Want to lower crime in Texas? Fund police training.
Does the public want the police to know and understand the laws they must enforce? How about knowing the difference between a battered spouse charging out the front door towards officers and the same actions by a fully armed murderer? What about carefully studying the different scenarios between a full-blown threat and a victim seeking help when the physical actions may initially be very similar?
Make no mistake, this country lives and dies because of the expertise and experience of the working people of law enforcement who learn and then know what to do. People dial 9-1-1 because they know they need someone else to physically do something for them that they cannot do themselves.
People sometimes call the police when they are afraid of something they cannot see outside their door or their situation is critically urgent because they face a real and present danger; either way, there are trained police professionals to respond. (Whether there are enough officers on staff to field the calls is a completely separate issue.)
The reason they know how to handle the imminent threat is due to training. If they have real, live scenario-based training as a foundation for their real, live on-the-job experience, the outcome is guaranteed. Professional discernment. These professionals are also trained to give up the thing they treasure most, their very life, to protect. It’s not just heart or caring or being raised by good parents. It’s called police training.
The police haters are full of the regular name-calling and false narratives, but one regularly, casually flung insult is that officers have no training or education. And while this is extraordinarily false, when it’s time to provide avant-garde, cutting edge training that would create and build trust in officer training, standards, and education, George Soros contributes a half-million dollars to a campaign in Austin to kill a training and staffing ballot proposition.
And it’s not just the liberal democrats who are in on this blame/block scam. Years ago, the legislature changed the name of the Texas Commission on Law Enforcement, Officer Standards and Education to the Texas Commission on Law Enforcement, TCOLE. By simply eliminating officer standards and education, the government chose its official focus. And it wasn’t standards and education.
Currently, the government’s solution to training is having officers sitting in classes listening to lectures, headed home with old-fashioned copies of handouts about arcane subject matter. Instead, what is actually desperately needed for both the officer and the profession is newly crafted, repetitive skills-based training that officers need to become proficient in decision making, leadership, lifesaving, and use of force.
Last session, it was Republican lawmakers touting the, once a decade, TCOLE Sunset bill that would have given the state agency broad investigatory and ultimate disciplinary power over officers and their licenses but not a red cent toward restructuring the failing training and education components of the agency originally tasked with being the tip of the sword of Texas law enforcement training.

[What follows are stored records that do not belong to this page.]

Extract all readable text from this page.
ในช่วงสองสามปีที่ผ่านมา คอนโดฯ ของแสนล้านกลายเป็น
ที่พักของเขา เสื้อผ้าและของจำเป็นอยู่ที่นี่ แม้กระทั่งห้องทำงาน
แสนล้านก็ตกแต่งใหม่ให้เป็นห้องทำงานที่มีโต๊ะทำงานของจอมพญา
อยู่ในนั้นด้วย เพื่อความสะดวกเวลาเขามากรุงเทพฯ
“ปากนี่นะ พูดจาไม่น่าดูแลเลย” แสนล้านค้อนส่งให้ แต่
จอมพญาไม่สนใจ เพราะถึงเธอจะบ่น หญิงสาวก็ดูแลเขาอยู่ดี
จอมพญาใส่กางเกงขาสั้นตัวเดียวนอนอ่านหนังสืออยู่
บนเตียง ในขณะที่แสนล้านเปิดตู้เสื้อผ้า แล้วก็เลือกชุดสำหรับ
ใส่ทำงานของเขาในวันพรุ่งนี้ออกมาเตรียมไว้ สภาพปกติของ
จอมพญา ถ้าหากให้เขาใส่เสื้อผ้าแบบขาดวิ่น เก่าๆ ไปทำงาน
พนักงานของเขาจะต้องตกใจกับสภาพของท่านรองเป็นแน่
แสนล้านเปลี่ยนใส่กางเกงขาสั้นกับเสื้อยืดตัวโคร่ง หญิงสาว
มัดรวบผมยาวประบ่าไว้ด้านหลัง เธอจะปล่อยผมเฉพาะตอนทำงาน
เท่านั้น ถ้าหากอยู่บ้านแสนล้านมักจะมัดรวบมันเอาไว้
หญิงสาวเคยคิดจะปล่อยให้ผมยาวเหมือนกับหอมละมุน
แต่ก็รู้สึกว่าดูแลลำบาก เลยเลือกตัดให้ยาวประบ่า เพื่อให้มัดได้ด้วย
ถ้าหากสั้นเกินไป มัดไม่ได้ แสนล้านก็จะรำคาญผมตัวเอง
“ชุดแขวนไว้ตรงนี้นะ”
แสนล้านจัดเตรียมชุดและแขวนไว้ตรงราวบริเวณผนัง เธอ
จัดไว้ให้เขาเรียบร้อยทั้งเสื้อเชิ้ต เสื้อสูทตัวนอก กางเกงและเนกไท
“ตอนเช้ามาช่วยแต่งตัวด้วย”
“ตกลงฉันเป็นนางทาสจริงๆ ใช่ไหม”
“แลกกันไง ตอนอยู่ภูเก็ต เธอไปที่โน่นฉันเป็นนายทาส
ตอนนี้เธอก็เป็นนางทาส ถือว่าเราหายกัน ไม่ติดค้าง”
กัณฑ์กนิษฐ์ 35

Wouldn’t those seeking police reform want more training? Not if the final solution is to destroy the trust in law enforcement professionalism.
Wouldn’t Democratic politicians, who are spending trillions of taxpayer dollars on everything under the sun, want the best-qualified police in the world? Not if it restores trust in the police and takes away a red herring issue that does well in the polls.
Wait! But wouldn’t the Republican politicians who openly back the blue and use the police issue as a political wedge go out of their way to support world-class police training? Not if it will create a professional class worker that demands respect, workplace rights, higher wages, and a decent retirement…all of which have been perennial targets of the party.
Ultimately the voting citizens are going to have to join with us in holding the line when it comes to professional standards, training, and education. A rising crime wave, the absence of police recruits, and the massive retirement and relocation of experienced officers should send the signal to the public that the only way back to safe communities is to redesign police departments with the best training possible.
When citizens force politicians to realign their priorities, then public trust, lower crime, and new recruits will follow those decisions.